Die Frage ist immer das Ziel. Um eine grundlegende Konditionierung legen zu können, würde mir beim Training die nicht zu suchende Person am Ende stören. Die Ausarbeitung am Ende ist schon recht interessant und kann durch die dort stehende Person behindert sein. Wenn der Hund sicher in der Aufgabe ist, dann erst interessieren mich die Ablenkungen, die ich nicht unbedingt kennen muss.
übt man solche "besonderheiten" erst nach einen paar negativübungen oder kann man das schon nach differenzierungsübungen machen? ich hab mal irgendwo gelesen, daß man negative nicht so viel üben sollte. ist das richtig?
Was wann wie geübt wird, hängt ganz von den Erfahrungen ab, die für ein bestimmtes Trainingsziel vorhanden sind. Persönlich lege ich sehr viel Wert auf den Fokus beim Verfolgen einer Spur. Die unterschiedlichen Spielarten sind erst interessant, wenn der Hund sicher etwas ausführt.
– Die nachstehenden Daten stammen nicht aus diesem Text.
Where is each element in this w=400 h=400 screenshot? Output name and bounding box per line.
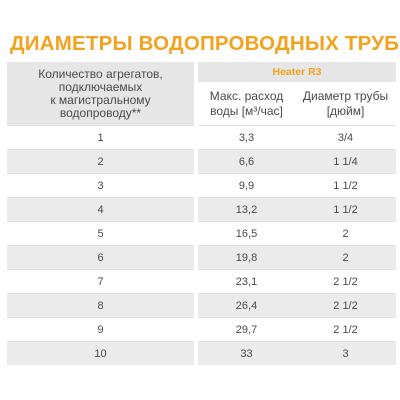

wir hatten erst eine negativübung bisher gemacht, die meine dicke sichtlich durcheinander gebracht hatte, aber es hat funktioniert. habe danach auch gleich noch ne positivtrail gemacht, die dann net ganz so gut gelaufen ist.
Es ist nicht sehr zielführend den Hund mit dem Negativüben sicher werden zu lassen. Wir selber sind eigentlich diejenigen, die dem Hund über unsere unbewußten wie auch bewußten Körperbewegungen das Vorhaben vermitteln. So kommt es recht häufig zu dem Phänomen, dass der Hund richtig reagiert, gerade wenn der HF es weiß. Man sollte sich nicht verleiten lassen, wenn es gut funktioniert.